Contratação de um seguro de acidentes de trabalho para a empregada doméstica
Todos os empregadores estão obrigados a contratar um seguro de acidentes de trabalho para os seus trabalhadores domésticos. Este seguro garante a proteção do trabalhador caso ocorra alguma lesão durante o serviço ou no trajeto entre a residência e o local de trabalho.
Assim, caso seja necessário, este seguro vai pagar despesas médicas, de tratamentos, transportes para esses tratamentos, indemnizações perante a incapacidade temporária ou permanente do trabalhador e no pior dos cenários o subsídio por morte e as despesas de funeral.
É importante salientar que é obrigatório contratar este seguro mesmo para os trabalhadores domésticos que apenas prestem algumas horas por semana de serviço.
Leia ainda: Seguro acidentes de trabalho: Quando acionar e qual o valor a receber?
Que outros direitos tem um trabalhador doméstico?
Tendo em conta o que consta na nova legislação, os empregadores devem assegurar vários direitos a um trabalhador doméstico. Dado que a lista é extensa, fique a conhecer um resumo dos direitos essenciais dos trabalhadores domésticos:
- Período normal de trabalho de 40 horas semanais: A nova legislação altera o período normal de trabalho de um trabalhador doméstico de 44 horas para 40 horas semanais. Este período apenas pode ser alterado para outra carga horária em caso de acordo entre ambas as partes.
- Direito a intervalos para refeições e descanso diários: Deve assegurar que o seu trabalhador tem direito a intervalos para fazer as devidas refeições como descansar durante o período de trabalho. No entanto, o período de refeições e descanso não pode prejudicar as funções de vigilância e assistência ao agregado familiar.
- Os trabalhadores domésticos alojados têm direito a um repouso noturno de, pelo menos, onze horas consecutivas. Embora este não deva ser interrompido, a lei abre exceções apenas para motivos graves, imprevistos ou de força maior quando o contrato preveja a assistência a doentes ou a crianças até aos 3 anos de idade.
- Todos os trabalhadores domésticos têm direito a pelo menos um dia de descanso semanal.

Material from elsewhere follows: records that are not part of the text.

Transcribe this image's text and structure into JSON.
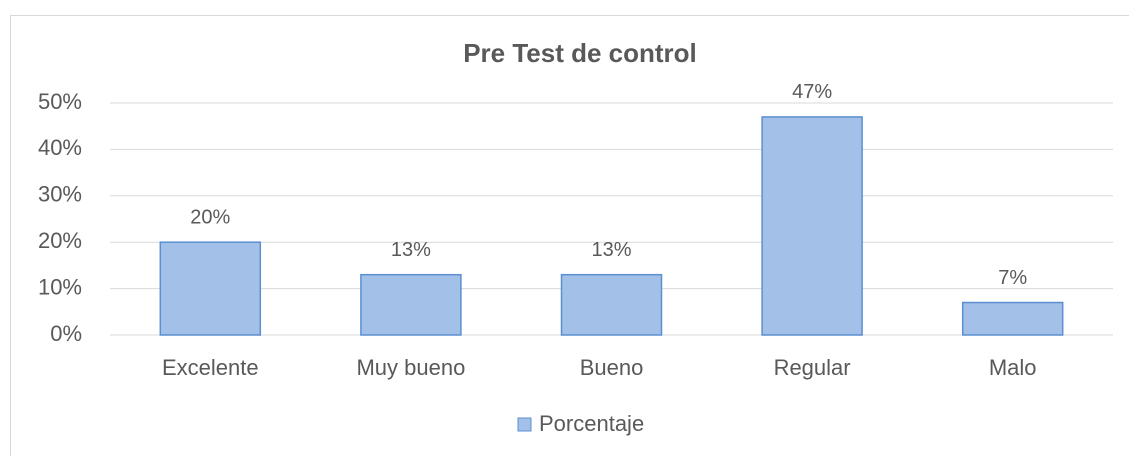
{
  "chart_data": {
    "type": "bar",
    "title": "Pre Test de control",
    "categories": [
      "Excelente",
      "Muy bueno",
      "Bueno",
      "Regular",
      "Malo"
    ],
    "series": [
      {
        "name": "Porcentaje",
        "color": "#a3c0e8",
        "values": [
          20,
          13,
          13,
          47,
          7
        ],
        "value_labels": [
          "20%",
          "13%",
          "13%",
          "47%",
          "7%"
        ]
      }
    ],
    "ylim": [
      0,
      50
    ],
    "yticks": [
      {
        "value": 0,
        "label": "0%"
      },
      {
        "value": 10,
        "label": "10%"
      },
      {
        "value": 20,
        "label": "20%"
      },
      {
        "value": 30,
        "label": "30%"
      },
      {
        "value": 40,
        "label": "40%"
      },
      {
        "value": 50,
        "label": "50%"
      }
    ],
    "grid": true,
    "legend": "bottom"
  }
}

- O direito a férias e a subsídios: Tal como acontece com todos os trabalhadores por conta de outrem, os trabalhadores domésticos têm direito a férias (22 dias úteis pagos), subsídio de férias (equivale a um mês de trabalho) e subsídio de natal (equivale também a um salário bruto sem subsídio de alimentação). Quando os trabalhadores têm direito a alojamento e alimentação, estes têm direito a receber o valor equivalente àquelas prestações.
- Menores de 16 anos podem exercer trabalho doméstico, desde que tenham completado a escolaridade obrigatória ou estejam a frequentar esse grau de ensino.

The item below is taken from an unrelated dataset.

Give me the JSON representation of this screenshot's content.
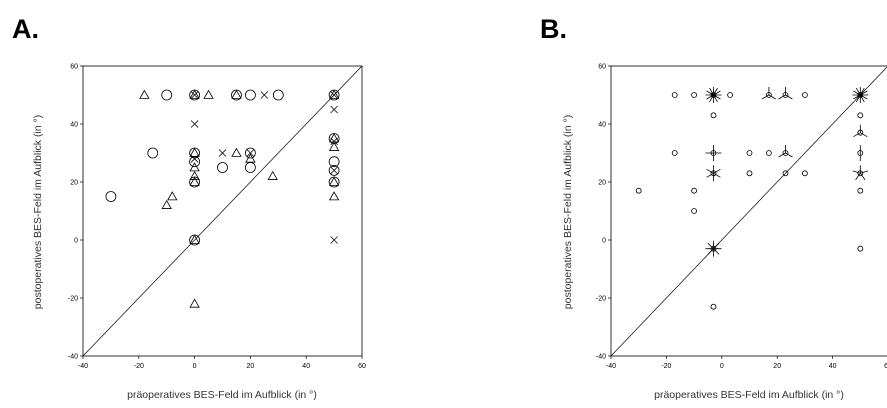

- Proteção social nas situações de doença, parentalidade, doenças profissionais, invalidez, velhice e morte. O subsídio de desemprego apenas está contemplado para os trabalhadores domésticos que paguem contribuições com base na sua remuneração real. Estas proteções são asseguradas pela Segurança Social com base nos descontos e não pelo empregador.
No caso de um trabalhador querer calcular o seu subsídio de desemprego, pode utilizar o simulador de subsídio de desemprego 2023.
Quais as atividades englobadas no trabalho doméstico?
Embora o trabalho doméstico seja associado à contratação de uma empregada doméstica, é preciso ter em conta que existem atividades que se enquadram nesta atividade que não costumam ser desempenhadas por uma empregada doméstica.
Assim, a lei esclarece que o trabalho doméstico engloba "a pessoa que presta serviços remunerados a outrem tendo em conta a satisfação das necessidades de todo um agregado familiar". E dentro desta definição tão ampla, podem inserir-se atividades como cozinhar, tratar da roupa, limpar e arrumar uma casa, cuidar de um jardim, tratar de animais de estimação, cuidar de pessoas dependentes, sejam estas pessoas idosas, incapacitadas ou crianças, entre outras atividades necessárias a um agregado familiar.
Dito isto, e tendo todos estes fatores em consideração, antes de contratar um trabalhador doméstico informe-se bem sobre as suas obrigações para evitar o pagamento de indemnizações elevadas ou até ser considerado culpado de um crime.
A informação que consta no artigo não é vinculativa e não invalida a leitura integral de documentos que suportem a matéria em causa.